Para o diretor presidente da Bionatus Laboratório Botânico e diretor vice-presidente da Associação Brasileira das Empresas do Setor Fitoterápico, Suplemento Alimentar e Promoção da Saúde (Abifisa), Elzo Velani, a medida da Anvisa é válida, mas pondera que o País ainda não possui laboratórios qualificados para realizar esses testes em insumos farmacêuticos, e os estudos preliminares para se chegar a essas respostas são caríssimos e poderiam prejudicar o setor.

“Temos um grande impasse: não existem empresas capacitadas e auditadas pela Anvisa em número suficiente para realizar todas as análises, e a terceirização com empresas internacionais não está prevista na legislação. De qualquer forma, essa matéria merece um estudo mais profundo, porque os impactos no setor serão muito fortes e podem culminar no desaparecimento de produtos e empresas no médio prazo”, considera Velani, prevendo que a nova norma só será publicada quando esse problema tiver uma solução.
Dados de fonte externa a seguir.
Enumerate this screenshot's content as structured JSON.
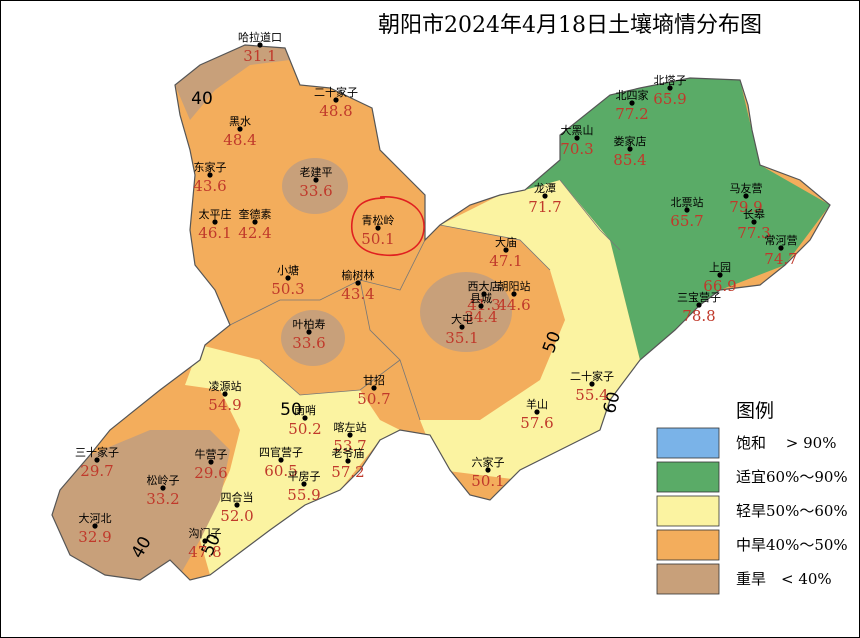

Existem riscos de contaminação entre os usuários?

Segundo o especialista da GMESP, não se espera que haja contaminação nos fitoterápicos comercializados no País, porém, não se pode afirmar com certeza, pois essa análise não é obrigatória até o momento.

“A Anvisa vem discutindo desde 2009, com diversos órgãos e com as empresas, o processo de implementação da análise de resíduos de agrotóxicos em fitoterápicos. Caso venha a ser descoberta alguma contaminação não esperada, o risco irá variar de acordo com o resíduo de agrotóxico encontrado”, pondera.

A Anvisa também abriu a possibilidade de dispensar de tal análise as plantas medicinais que compõem os fitoterápicos e que são produzidas pelo sistema de agricultura orgânica. Espera-se, com isso, estimular a produção de plantas medicinais pelo sistema orgânico.

“Internacionalmente, não são relatadas muitas contaminações em produtos regularizados pelas diferentes agências de referência. O que se conhece, normalmente, são contaminações em produtos não regulares, que são comercializados sem controle”, esclarece Silverio Perfeito.

Para o vice-presidente da Abifisa, todo resíduo de agrotóxico pode trazer prejuízos aos usuários, como ocorre também com os alimentos. Entretanto, os casos poderiam ser reportados de outra forma.

“Existe uma diretoria de Fármaco na vigilância da Anvisa que poderia reportar casos de não conformidade, quando houver, e apontar a extensão e o número desses casos”, avalia.